Así que metiendo pechera, se inscribió en la lucha. Cuando giró para volver
con sus hermanas, vio a la osa encadenada junto a un tráiler y se le
revolvieron las tripas. Junto a ella, tan triste y pachucho como la madre, el
osito miraba entre los barrotes a las estrellas que iluminaban suavemente
el campito frente a la estación.
¿Y ahora, de qué me disfrazo? Se me parte el alma, pero ya me anoté y los
pibes no me lo van a perdonar si no peleo… ¿y si intentamos algo con el
osito? Capaz que en el despelote de la lucha alguno puede hacer algo.
Aunque claro, después nos quedamos sin circo forever. Algo se me va a
ocurrir, ahí están los chicos, che Fortier!! Vení, vos que sos grandote podes
servir.
Flor y yo compramos caramelos y nos sentamos en la tercera fila en unas
sillas de chapa helada sobre el suelo de tierra apisonado. En la primera fila
los amigos de Martín se reían de las bailarinas que tenían las medias cancán
corridas y lucían los rollos brillantes de lentejuelas desparejas.
Un frío de la masita en aquella noche de abril, a las 6 de la tarde era de
noche y caía una helada machaza. Nosotras ahí clavadas como una estaca
ni muertas nos perdíamos la diversión del año. Así que cuando salió el
presentador y anunció el gran show de la osa peleadora aplaudimos y
chiflamos como corresponde. Vimos a Martín saltar a la pista al tiempo que
traían a la osa encadenada escoltada por el domador. Sonó el silbato y se
armó el relajo.
Los pibes encabezados por Fortier invadieron la pista y Flor y yo rajamos a
las casillas de los animales; soltamos cadenas, abrimos candados y corrimos
hasta dar con el osito y llevarlo lo más lejos que nos dieron las piernas.

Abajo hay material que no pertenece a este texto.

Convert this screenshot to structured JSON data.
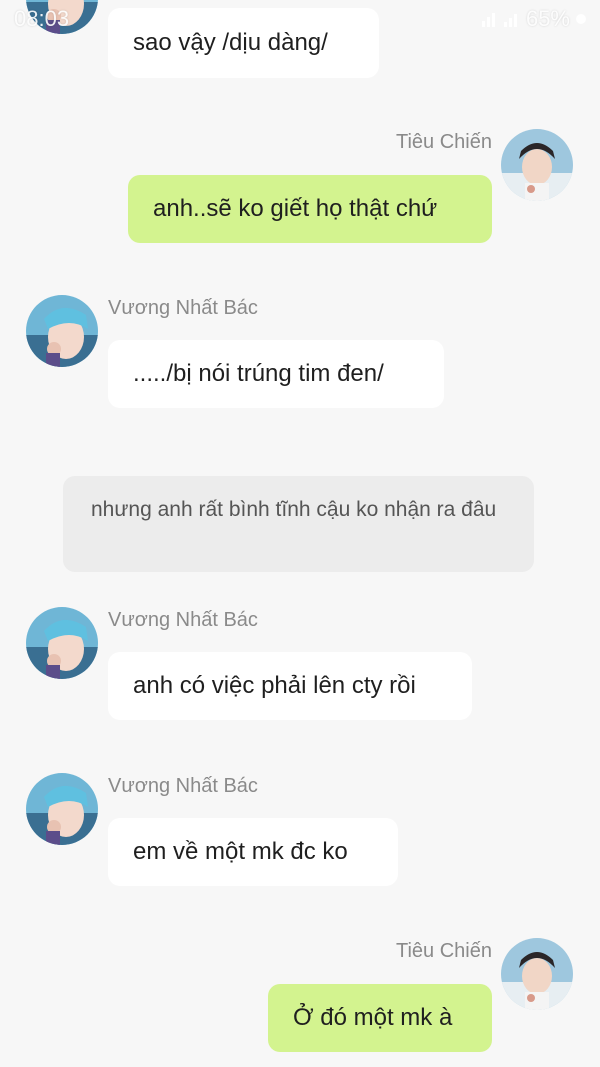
{
  "status_bar": {
    "time": "08:03",
    "time_suffix": "Ⓕ",
    "battery": "65%"
  },
  "colors": {
    "background": "#f7f7f7",
    "bubble_self": "#d3f38f",
    "bubble_other": "#ffffff",
    "narration": "#ececec",
    "name_text": "#8a8a8a"
  },
  "messages": [
    {
      "side": "left",
      "sender": "",
      "text": "sao vậy /dịu dàng/"
    },
    {
      "side": "right",
      "sender": "Tiêu Chiến",
      "text": "anh..sẽ ko giết họ thật chứ"
    },
    {
      "side": "left",
      "sender": "Vương Nhất Bác",
      "text": "...../bị nói trúng tim đen/"
    },
    {
      "side": "narration",
      "text": "nhưng anh rất bình tĩnh cậu ko nhận ra đâu"
    },
    {
      "side": "left",
      "sender": "Vương Nhất Bác",
      "text": "anh có việc phải lên cty rồi"
    },
    {
      "side": "left",
      "sender": "Vương Nhất Bác",
      "text": "em về một mk đc ko"
    },
    {
      "side": "right",
      "sender": "Tiêu Chiến",
      "text": "Ở đó một mk à"
    }
  ]
}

Detrás de los vagones abandonados de la estación de tren encontramos un
hueco donde dejar el animal y emprender la vuelta; nos disponíamos a
volver cuando escuchamos los disparos. Varios, alto y fuerte. Nos
quedamos heladas, sin movernos, vimos la estampida de gente de la carpa.
Martín salió último, los pibes lo esperaban en la esquina. Tenía una herida
en la pierna y estaba sucio de pasto y paja pero la sonrisa le atravesaba la
cara. No quedó un solo animal en el circo. No los encontraron jamás. Les
dispararon con rifles de aire comprimido, pero igual se fueron. No sabemos
qué pasó con ellos. Nosotros nunca más tuvimos circo en el pueblo, pero
fuimos los más felices ejecutores de la acción libertadora más importante
de nuestra vida. San Martín no nos llegó ni al talón de esos zapatitos llenos
de tierra, ni atravesando los Andes a pie.